Pembina County

Herman Born

Clarence Born

Steve Born
Gustav and Albertina Born

This is my great-grandfather, his wife, and their second child Sophia, shortly after they were reunited in America. Gustav Born had immigrated to Wisconsin in 1878 or 1879 from Germany, where his father was a tailor in the village of Shoenhagen.

Wisconsin was already the home to many of Gustav's relatives and friends from Pomerania, including his older brother Richard Born. An unattributed statement in the Born family geneaology says that 60% of the residents of Wisconsin today are descended from German immigrants from Pomerania. But shortly afterwards Gustav and Richard moved on to North Dakota where both decided to homestead. Homesteading meant that one was given a quarter of land (160 acres) if one lived on it for a year and farmed it. Also, an additional quarter could be obtained after that if one planted trees on it.

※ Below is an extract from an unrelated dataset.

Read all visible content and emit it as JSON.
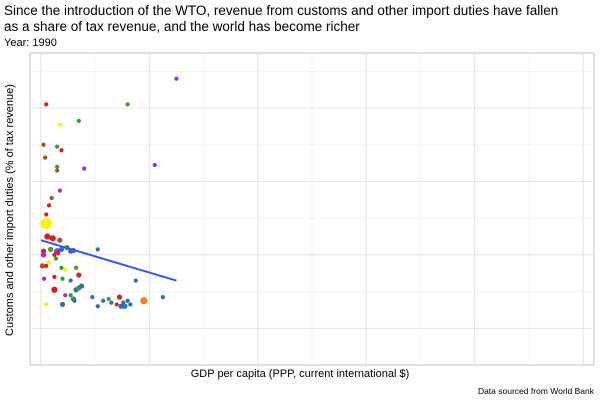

Gustav's wife joined him in America in 1881 or 1882. A short note in one source says the brothers were among the sod-house dwellers who settled that part of North Dakota. Apparently they did not have to live in the sod-houses for very long, however, for pictures exist showing each of their growing young families in large wood-frame houses of their own.

(None of the dates can now be determined with precision. In fact, at the time my great-grandmother died in 1925, my great-grandfather himself could not remember exactly when she had immigrated.) This picture was probably taken in 1884, the year before my grandfather Herman Born was, er.., born.

My great-grandparents spent more thirty-five years on their farm in the fertile Red River Valley of northeastern North Dakota, bearing eleven children in all. Sadly, Sophia did not live more than five or six years after this picture was taken. She died sometime before 1890, but all of their other children lived well into adulthood and bore them many grandchildren. Though I never met her, their youngest daughter Olga lived until 1991 in Minneapolis.